Kraft Heinz and Kellogg have upgraded their profit outlook for the full year as the pandemic prompts consumers to return to processed fare they had previously shunned in favour of fresher alternatives.
Third-quarter results on Thursday showed that the benefit to the two US food companies was lasting long after the pre-lockdown stockpiling.

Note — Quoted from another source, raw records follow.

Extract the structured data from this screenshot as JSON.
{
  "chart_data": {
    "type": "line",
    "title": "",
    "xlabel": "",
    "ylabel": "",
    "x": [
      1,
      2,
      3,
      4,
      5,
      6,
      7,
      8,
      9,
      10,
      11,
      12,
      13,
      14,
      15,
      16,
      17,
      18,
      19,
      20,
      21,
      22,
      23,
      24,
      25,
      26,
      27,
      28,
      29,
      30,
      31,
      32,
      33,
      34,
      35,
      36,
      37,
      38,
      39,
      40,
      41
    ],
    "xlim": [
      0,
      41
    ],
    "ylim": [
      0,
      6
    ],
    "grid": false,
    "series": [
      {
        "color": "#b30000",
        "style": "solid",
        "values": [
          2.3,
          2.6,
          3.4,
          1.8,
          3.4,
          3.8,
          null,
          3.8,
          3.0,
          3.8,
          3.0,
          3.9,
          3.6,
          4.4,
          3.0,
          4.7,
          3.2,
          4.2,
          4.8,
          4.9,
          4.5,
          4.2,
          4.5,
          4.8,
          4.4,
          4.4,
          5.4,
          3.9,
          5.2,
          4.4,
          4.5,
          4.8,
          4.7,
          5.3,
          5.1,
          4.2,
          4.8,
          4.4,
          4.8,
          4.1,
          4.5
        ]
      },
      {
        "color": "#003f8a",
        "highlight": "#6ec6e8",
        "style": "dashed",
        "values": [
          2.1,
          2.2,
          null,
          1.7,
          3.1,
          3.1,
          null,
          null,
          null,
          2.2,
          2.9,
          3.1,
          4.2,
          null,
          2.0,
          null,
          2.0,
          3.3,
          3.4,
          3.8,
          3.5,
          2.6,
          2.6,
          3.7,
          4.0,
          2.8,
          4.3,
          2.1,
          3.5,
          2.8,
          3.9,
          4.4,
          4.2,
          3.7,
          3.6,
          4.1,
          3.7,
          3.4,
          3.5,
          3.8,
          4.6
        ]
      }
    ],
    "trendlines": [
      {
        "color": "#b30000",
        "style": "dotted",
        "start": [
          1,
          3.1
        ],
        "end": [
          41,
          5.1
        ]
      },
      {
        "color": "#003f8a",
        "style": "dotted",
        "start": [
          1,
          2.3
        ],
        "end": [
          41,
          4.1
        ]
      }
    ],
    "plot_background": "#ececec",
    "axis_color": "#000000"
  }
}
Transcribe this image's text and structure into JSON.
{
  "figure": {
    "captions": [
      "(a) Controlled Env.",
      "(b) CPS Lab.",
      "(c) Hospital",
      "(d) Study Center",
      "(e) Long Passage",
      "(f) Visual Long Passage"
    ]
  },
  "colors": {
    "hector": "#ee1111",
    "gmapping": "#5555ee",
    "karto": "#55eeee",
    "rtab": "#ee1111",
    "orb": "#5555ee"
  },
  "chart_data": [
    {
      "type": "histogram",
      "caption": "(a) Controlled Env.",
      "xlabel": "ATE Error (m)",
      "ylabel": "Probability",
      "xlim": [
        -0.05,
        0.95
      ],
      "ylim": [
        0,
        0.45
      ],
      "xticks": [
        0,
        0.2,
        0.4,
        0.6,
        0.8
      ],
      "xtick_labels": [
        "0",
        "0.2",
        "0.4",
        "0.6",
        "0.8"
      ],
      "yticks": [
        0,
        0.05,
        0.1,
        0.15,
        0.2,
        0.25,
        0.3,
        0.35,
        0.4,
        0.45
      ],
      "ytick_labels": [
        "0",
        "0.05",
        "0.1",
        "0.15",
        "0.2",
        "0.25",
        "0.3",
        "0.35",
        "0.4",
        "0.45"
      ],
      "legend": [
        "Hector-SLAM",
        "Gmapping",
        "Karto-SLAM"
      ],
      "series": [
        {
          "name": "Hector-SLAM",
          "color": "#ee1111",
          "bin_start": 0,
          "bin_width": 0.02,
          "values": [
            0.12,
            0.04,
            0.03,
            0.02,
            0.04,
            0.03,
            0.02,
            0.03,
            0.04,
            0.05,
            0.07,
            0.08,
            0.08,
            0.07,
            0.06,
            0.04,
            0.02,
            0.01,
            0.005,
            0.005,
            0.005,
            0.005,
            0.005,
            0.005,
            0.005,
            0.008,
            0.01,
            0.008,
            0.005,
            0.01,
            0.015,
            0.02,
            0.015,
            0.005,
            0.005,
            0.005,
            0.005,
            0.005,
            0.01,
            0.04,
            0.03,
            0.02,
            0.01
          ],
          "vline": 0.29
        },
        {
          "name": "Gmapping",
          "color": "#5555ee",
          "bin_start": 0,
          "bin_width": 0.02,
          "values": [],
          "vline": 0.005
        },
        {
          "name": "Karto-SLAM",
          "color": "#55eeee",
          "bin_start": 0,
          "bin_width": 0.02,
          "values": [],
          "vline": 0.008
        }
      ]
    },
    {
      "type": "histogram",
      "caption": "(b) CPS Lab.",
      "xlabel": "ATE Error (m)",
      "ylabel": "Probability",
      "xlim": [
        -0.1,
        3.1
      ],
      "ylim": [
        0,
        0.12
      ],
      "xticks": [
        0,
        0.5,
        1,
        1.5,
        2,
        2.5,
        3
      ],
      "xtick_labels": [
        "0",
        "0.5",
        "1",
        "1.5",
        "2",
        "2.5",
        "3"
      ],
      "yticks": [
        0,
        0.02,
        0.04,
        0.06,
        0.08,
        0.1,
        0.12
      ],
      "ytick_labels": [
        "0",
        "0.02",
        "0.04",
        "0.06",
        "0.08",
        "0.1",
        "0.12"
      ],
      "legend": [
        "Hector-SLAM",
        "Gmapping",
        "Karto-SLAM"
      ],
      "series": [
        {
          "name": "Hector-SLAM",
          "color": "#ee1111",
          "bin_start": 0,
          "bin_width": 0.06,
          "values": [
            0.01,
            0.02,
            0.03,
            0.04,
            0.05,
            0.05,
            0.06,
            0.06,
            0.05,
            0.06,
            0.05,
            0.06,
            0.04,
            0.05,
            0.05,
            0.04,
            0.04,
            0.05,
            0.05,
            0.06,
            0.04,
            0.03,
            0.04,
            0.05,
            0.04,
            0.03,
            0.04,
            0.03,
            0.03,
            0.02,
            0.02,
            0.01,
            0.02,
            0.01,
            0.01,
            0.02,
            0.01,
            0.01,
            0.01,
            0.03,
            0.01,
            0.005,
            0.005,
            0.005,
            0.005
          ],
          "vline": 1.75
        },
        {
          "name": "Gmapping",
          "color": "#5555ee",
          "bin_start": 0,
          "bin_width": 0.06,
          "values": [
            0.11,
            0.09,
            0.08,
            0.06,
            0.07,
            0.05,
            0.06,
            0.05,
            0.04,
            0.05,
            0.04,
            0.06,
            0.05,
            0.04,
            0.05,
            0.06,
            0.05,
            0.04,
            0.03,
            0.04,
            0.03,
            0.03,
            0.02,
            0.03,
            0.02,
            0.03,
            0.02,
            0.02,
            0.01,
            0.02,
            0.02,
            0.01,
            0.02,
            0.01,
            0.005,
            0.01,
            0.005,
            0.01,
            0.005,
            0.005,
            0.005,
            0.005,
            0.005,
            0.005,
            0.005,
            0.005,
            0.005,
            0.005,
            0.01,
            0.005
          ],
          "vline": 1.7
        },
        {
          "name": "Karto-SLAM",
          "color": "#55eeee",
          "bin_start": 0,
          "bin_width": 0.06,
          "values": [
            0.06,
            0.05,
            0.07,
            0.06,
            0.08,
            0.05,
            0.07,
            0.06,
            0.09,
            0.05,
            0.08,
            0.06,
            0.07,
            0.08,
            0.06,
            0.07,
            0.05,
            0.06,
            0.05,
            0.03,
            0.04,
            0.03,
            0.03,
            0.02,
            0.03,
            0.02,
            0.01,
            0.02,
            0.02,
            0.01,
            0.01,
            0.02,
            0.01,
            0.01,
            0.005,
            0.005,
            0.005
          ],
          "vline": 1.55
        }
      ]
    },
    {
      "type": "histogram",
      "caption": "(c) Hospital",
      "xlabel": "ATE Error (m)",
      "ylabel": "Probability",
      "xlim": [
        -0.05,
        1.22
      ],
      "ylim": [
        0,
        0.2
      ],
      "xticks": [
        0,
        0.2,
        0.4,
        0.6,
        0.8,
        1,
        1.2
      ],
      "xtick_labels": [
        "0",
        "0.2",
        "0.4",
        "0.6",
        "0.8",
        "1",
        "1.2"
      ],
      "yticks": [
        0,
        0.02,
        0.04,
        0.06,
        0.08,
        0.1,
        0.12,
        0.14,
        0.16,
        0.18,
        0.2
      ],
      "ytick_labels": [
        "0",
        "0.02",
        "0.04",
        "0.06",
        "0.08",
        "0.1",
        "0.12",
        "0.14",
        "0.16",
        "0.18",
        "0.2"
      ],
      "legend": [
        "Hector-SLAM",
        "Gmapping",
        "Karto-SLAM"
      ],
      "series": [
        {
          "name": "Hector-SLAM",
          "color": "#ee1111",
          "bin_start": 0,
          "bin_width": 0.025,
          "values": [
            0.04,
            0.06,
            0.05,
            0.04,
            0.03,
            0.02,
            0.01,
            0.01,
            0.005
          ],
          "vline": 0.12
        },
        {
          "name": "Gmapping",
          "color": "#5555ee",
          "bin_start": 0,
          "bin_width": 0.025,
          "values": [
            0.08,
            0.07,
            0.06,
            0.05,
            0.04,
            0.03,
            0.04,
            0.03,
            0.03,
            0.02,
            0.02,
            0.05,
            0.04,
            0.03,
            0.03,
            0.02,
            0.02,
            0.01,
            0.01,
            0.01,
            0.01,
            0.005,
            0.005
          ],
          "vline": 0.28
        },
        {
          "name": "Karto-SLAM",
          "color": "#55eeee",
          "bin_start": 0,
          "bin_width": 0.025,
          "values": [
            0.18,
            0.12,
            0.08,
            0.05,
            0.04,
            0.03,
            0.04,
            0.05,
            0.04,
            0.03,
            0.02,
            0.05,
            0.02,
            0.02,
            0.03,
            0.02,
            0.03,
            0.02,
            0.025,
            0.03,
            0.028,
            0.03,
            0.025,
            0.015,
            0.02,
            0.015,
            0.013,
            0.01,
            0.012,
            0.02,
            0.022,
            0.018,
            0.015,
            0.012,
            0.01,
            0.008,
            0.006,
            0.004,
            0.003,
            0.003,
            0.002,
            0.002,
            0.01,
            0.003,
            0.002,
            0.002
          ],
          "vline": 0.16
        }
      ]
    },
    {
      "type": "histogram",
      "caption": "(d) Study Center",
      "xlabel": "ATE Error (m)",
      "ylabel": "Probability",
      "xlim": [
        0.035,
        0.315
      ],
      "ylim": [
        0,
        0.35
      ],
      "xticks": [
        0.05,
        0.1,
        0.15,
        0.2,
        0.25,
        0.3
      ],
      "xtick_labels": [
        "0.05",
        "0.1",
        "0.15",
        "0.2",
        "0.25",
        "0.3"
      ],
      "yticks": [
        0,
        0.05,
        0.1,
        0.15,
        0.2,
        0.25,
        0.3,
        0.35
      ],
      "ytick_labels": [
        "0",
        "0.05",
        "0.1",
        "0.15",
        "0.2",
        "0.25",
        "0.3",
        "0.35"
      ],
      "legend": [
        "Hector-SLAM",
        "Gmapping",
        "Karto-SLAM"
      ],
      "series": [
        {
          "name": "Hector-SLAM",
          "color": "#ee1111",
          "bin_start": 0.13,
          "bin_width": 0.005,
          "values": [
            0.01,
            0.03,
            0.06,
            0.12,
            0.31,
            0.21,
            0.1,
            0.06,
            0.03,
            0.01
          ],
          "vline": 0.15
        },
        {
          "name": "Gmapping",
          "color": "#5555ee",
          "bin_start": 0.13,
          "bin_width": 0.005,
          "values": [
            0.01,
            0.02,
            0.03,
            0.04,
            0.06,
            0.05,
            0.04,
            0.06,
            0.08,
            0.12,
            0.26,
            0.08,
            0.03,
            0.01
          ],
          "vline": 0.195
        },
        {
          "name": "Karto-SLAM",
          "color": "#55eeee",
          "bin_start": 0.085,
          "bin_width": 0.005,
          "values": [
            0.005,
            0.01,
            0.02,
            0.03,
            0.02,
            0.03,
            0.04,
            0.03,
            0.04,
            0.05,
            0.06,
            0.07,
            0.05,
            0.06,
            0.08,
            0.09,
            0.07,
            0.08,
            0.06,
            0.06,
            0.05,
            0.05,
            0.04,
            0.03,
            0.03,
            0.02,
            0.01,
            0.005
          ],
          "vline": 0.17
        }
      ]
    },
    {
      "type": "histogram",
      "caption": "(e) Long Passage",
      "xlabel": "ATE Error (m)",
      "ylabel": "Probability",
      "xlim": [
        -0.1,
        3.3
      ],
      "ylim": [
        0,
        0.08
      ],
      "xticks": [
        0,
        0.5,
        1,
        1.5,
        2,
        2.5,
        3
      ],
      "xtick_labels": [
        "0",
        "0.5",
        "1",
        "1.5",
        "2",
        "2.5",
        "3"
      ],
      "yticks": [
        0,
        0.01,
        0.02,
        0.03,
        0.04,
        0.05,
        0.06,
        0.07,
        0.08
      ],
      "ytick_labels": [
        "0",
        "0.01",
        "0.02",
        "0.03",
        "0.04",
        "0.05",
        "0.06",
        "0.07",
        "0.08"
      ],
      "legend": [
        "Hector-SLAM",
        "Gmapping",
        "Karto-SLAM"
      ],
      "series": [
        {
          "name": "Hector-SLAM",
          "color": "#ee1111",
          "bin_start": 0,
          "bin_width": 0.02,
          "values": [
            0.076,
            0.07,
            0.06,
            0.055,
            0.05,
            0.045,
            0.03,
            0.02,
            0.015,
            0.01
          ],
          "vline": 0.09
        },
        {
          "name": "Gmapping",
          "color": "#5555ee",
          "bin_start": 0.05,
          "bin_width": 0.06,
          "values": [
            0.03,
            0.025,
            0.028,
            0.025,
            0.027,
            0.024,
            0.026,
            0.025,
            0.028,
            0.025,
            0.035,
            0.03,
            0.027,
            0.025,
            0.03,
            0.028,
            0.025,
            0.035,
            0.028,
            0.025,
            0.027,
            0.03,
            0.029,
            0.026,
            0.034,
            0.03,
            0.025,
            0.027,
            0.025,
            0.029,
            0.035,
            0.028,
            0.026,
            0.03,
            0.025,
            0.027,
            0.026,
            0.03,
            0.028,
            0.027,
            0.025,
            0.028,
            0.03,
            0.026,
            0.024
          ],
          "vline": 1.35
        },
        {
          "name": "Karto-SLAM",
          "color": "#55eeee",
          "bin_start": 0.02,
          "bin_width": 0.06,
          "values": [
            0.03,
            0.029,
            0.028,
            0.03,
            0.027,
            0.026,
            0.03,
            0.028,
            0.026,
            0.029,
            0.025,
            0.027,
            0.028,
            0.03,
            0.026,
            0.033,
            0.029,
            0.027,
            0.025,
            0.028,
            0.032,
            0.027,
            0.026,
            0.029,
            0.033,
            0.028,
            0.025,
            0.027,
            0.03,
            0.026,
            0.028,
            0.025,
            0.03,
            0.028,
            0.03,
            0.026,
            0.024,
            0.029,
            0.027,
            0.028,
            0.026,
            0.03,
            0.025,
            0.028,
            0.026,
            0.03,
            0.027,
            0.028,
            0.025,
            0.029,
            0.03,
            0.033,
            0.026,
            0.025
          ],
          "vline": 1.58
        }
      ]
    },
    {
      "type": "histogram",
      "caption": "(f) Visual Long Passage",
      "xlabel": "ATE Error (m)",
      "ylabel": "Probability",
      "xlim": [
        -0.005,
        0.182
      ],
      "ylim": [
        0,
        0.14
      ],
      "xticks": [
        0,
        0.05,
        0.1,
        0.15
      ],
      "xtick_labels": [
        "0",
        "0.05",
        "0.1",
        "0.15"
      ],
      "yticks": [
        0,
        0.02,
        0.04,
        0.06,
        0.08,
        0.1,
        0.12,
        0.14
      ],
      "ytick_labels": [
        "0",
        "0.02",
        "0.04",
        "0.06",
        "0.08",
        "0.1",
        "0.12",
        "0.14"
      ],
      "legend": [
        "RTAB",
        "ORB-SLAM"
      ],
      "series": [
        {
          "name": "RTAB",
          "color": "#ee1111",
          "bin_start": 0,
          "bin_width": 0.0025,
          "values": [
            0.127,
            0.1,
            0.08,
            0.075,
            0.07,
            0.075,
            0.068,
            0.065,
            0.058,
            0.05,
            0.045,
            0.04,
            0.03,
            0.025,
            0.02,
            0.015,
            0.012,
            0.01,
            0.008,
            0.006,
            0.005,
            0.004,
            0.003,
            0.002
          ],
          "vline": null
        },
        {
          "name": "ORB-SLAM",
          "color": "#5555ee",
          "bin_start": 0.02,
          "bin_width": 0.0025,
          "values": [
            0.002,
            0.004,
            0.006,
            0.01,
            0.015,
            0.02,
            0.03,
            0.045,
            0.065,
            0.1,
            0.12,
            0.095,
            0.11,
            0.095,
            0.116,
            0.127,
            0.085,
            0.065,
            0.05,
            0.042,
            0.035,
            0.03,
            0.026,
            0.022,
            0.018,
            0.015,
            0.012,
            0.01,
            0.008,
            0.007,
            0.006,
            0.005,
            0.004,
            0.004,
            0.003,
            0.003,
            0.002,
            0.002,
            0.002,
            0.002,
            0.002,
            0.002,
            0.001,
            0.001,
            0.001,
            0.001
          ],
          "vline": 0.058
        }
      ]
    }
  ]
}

Executives said strong growth had begun to slow in some markets but remained at elevated levels.
Carlos Abrams-Rivera, who runs the US business for Kraft Heinz, said the company had been “driving down the road at 90 miles per hour to keep up with all the demand”.
Sales on an organic basis jumped 6.3 per cent year on year at Kraft Heinz, whose products include the eponymous ketchup and macaroni cheese.
At Kellogg, the maker of cereals including Rice Krispies, Special K and All-Bran, they rose 4.5 per cent.
The results point to a step up in performance for the packaged food industry, whose difficulties have long been epitomised by Kraft Heinz, backed by Brazilian-US investment group 3G Capital and Warren Buffett’s Berkshire Hathaway.
The Chicago-based company has been forced in recent years to take a series of writedowns, reflecting diminished prospects for some of its best-known products, such as Oscar Mayer meats.
Big challenges remain for Kraft Heinz, which last month laid out plans to cut costs by an additional $2bn and struck a deal to sell parts of its cheese business to France’s Lactalis for $3.2bn, saying it would use the proceeds to help cut its $26bn of debt.
Net income in the quarter fell a third to $597m, on net sales of $6.4bn, in part because of charges related to the disposal.
Still, its prices rose 3.7 percentage points on average thanks to reduced promotional activity, while “sustained at-home consumption” helped lift volumes.
Both Kraft Heinz and Kellogg are seeking to permanently convert shoppers they have recently won over, investing in marketing and new products.
“Now is the time to communicate with consumers who discovered our foods during the pandemic,” said Steve Cahillane, chief executive of Kellogg, where quarterly net income rose from $247m to $348m on net sales of $3.4bn.
Michigan-based Kellogg said full-year organic net sales were on track to rise about 6 per cent, up from previous guidance of 5 per cent, and adjusted profits to rise about 2 per cent, whereas it previously expected a 1 per cent fall.
Kraft Heinz, which had forecast “mid-single-digit to high-single-digit” growth in adjusted profits, narrowed the guidance to “high-single-digit” expansion.
Shares in Kraft Heinz rose 2 per cent and those in Kellogg were little changed in early New York trading on Thursday.